Supporting healthcare professionals through challenging times

Communicating through Covid

Performing Medicine is partnering on a unique research programme to explore ways to support frontline healthcare professionals with self-care and how to communicate effectively with colleagues and patients during the pandemic. The project will support those working in health to meet the challenges of wearing Personal Protective Equipment (PPE), and adapting to digital consultations and meetings.

 

The research programme, a multidisciplinary partnership, brings together arts organisations, NHS trusts, and academia, and is a collaboration between Performing Medicine, People’s Palace Projects, and Barts and The London School of Medicine and Dentistry and the Department of Drama at Queen Mary University of London.

The programme, ‘Communicating through covid: Supporting healthcare professionals’ non-verbal communication through arts-based education’, is funded by the Arts and Humanities Research Council as part of the UK Research and Innovation rapid response to Covid-19.

The 18-month research programme will harness ideas and techniques employed by world-class artists, actors, musicians, choreographers, and voice coaches to design training and support to help the NHS workforce meet the current communication challenges of Covid-19.

Through a series of interviews with healthcare professionals and medical students, the project will investigate the impact of Covid-19 on verbal and non-verbal communication with their colleagues and patients. New courses and resources will be co-designed based on the findings that emerge.
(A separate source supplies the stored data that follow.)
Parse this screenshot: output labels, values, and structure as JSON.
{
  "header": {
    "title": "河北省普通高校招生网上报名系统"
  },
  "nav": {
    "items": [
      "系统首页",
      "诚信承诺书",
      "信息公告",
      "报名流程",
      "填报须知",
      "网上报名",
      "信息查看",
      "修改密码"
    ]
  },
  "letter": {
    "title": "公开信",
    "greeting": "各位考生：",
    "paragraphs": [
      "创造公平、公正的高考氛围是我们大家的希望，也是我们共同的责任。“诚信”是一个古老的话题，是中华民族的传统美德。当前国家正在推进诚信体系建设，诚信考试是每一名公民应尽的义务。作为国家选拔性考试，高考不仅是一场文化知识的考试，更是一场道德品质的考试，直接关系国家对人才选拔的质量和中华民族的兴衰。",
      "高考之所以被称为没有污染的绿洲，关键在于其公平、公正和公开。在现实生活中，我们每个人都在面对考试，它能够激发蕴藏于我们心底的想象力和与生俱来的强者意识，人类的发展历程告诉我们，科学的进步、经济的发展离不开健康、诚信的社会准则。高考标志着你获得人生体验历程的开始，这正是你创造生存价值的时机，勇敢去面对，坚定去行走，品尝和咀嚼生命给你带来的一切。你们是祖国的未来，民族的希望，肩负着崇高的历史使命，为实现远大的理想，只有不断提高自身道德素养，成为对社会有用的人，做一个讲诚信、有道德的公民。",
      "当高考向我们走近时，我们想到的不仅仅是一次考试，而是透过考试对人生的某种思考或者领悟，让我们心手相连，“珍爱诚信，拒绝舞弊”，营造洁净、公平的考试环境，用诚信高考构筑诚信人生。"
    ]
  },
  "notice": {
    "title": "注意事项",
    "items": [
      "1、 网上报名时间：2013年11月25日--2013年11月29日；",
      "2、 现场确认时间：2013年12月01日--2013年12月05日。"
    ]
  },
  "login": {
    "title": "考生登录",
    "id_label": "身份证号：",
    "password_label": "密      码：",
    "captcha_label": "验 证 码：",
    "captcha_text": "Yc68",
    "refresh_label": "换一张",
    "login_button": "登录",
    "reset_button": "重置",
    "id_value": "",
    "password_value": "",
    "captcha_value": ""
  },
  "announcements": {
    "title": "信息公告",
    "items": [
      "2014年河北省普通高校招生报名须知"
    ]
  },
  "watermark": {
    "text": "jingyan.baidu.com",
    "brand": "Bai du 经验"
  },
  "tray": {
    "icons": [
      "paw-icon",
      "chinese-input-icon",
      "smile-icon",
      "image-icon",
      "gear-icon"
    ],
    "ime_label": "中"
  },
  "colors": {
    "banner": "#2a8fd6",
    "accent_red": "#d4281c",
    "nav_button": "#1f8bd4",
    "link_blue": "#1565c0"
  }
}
Professor Suzy Willson, Principal Investigator on the project and Director at Performing Medicine, an initiative founded by charity Clod Ensemble said,

“The need to wear PPE, to socially distance, and the move to digital consultation has presented new challenges to health workers –  many of whom are experiencing feelings of isolation and separation, or finding it difficult to attend to their own needs at this time. The project, built on near 20 years of my work with Performing Medicine, will harness ideas and techniques employed by artists, actors, choreographers, voice coaches to develop courses and resources to help healthcare workers meet these current challenges.”

 

Paul Heritage, Co-Investigator and People’s Palace Projects Arts Director, said,

“All over the world people are coming to understand the important role that the arts must play in responding to this pandemic. The work that Suzy Willson, the Clod Ensemble and Performing Medicine team do to support frontline healthcare professionals and patients has never been more vital, and the exchange of knowledge and ideas with People’s Palace Projects will enrich Covid-19 arts-based projects that we are undertaking in Argentina, Brazil, Colombia, Peru and the United Kingdom.”

 

Graham Easton, Co-Investigator at Barts and QMUL said,

“This project should make a real difference to health professionals’ communication and well-being during Covid. It’s especially exciting to be combining insights and ideas from both medicine and the arts and humanities – it’s so often these interdisciplinary collaborations that deliver genuine innovation.”

The research will generate evidence concerning challenges facing healthcare professionals and the efficacy of arts-based approaches in supporting them during the pandemic, enabling the development of methodologies that can be scaled alongside a series of resources to promote best practice, that can be widely shared across the UK.

Other organisations involved in the research programme include Clod Ensemble, University College London Hospitals NHS Foundation Trust, and Swansea Bay University Health Board.